Total RNA, including small non-coding RNAs, was extracted using the mirVana RNA isolation kit (Ambion, Inc, Austin, TX, USA) according to manufacturer’s protocol. RNA was quantified using a ND-1000 spectrophotometer (Nanodrop Technology®, Cambridge, UK) and RNA integrity was assessed using the Agilent 2100 Bioanalyzer (Agilent technologies, Santa Clara, CA, USA). The 260/280 ratio were between 1.7 and 2.1 and the RINs (RNA Integrity Numbers) greater than 6 for all samples.
Label
Biotin
Label protocol
Total RNA (100ng) was transcribed and labeled into amplified RNA (aRNA) using the 3’IVT express kit (Affymetrix Inc., Santa Clara, CA) according to manufacturer’s instruction on a GCAS (Gene Chip Array Station).
Hybridization protocol
Fragmented and labeled aRNA was hybridized to the Affymetrix U133 Plus 2.0 chips according to manufacturer’s instructions.
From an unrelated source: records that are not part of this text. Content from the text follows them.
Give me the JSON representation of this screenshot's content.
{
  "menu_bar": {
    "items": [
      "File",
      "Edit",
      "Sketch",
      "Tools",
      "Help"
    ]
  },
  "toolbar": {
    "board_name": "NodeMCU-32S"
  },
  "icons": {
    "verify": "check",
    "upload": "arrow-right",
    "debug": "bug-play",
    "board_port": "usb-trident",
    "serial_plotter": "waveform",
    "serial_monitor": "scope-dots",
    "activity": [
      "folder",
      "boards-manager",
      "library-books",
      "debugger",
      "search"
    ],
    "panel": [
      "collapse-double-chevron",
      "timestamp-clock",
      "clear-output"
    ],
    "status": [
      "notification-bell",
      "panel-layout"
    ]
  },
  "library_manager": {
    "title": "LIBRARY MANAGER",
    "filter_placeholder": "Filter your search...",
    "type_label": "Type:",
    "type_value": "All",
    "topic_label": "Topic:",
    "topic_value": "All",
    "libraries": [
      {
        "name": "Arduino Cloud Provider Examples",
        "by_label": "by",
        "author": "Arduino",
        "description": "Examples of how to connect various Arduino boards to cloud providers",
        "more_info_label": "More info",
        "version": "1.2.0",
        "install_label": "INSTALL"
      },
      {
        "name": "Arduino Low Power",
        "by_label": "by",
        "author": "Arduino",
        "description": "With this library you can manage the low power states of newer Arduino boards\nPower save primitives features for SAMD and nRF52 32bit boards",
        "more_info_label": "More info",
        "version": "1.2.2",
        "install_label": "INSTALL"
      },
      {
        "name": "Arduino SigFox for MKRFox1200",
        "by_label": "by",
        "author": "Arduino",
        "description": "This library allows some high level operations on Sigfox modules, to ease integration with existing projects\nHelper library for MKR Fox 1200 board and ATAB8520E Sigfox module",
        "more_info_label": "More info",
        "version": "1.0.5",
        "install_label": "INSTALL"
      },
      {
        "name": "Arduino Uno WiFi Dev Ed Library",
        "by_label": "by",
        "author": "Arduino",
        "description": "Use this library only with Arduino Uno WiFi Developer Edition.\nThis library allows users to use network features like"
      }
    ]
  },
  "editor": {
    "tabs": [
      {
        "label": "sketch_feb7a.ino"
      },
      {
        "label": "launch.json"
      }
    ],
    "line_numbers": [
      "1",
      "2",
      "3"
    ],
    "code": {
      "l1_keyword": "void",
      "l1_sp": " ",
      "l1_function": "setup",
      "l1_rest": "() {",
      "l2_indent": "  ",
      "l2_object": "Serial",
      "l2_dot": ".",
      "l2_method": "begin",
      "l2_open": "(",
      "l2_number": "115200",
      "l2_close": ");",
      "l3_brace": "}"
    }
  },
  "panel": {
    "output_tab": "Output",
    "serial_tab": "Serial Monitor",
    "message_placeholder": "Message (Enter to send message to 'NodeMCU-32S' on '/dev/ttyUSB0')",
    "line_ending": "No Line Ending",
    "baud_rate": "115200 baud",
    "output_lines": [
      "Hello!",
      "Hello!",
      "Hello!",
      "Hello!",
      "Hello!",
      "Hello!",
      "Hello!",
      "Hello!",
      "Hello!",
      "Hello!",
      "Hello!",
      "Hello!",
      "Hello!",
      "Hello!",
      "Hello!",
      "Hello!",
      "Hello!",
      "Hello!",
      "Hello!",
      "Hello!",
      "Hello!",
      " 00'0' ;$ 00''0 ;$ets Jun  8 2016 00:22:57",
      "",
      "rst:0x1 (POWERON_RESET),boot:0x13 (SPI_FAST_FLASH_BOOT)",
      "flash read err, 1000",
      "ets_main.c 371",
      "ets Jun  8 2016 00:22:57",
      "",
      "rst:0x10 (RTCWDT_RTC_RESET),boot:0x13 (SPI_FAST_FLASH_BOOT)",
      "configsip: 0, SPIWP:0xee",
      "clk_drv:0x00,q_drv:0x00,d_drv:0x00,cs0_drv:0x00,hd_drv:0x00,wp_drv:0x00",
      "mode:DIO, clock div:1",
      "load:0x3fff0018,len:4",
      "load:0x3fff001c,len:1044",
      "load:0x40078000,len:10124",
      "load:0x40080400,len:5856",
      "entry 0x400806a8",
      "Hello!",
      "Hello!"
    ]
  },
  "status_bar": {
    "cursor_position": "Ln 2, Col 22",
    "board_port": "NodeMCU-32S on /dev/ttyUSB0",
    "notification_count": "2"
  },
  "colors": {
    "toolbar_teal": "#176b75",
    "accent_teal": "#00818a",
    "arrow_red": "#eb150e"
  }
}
Wash and stain protocol FS450_0004.
Scan protocol
GeneChips were scanned using the GC 30007G scanner.
Description
CD14+ monocytes, CD8+ T cells, CD56+ NK cells and CD19 B cells were isolated using the Human CD14 positive Selection Kit, Human CD8+ T cells Enrichment Kit, EasySep® Human CD56+ NK cells Enrichment Kit, EasySep® Human CD19+ B cells Enrichment Kit (all from Stem Cell Technologies) respectively according to manufacturer’s instructions.
Data processing
Data was normalized in R/Bioconductor using the robust multi-array average (RMA) expression measure. Probesets were annotated using the latest annotation available in Bioconductor and curated using an internal Roche probe inspector tool, which updates gene annotation per probeset based on the latest human genome draft release. As an additional quality measure, probesets were also curated using the tool for sequence specificity; probesets mapping to non-unique locations in the genome were flagged and ignored in subsequent analysis. A total of 20,367 out of 54,675 probesets passed the QC and curation processes, corresponding to 11,629 unique genes.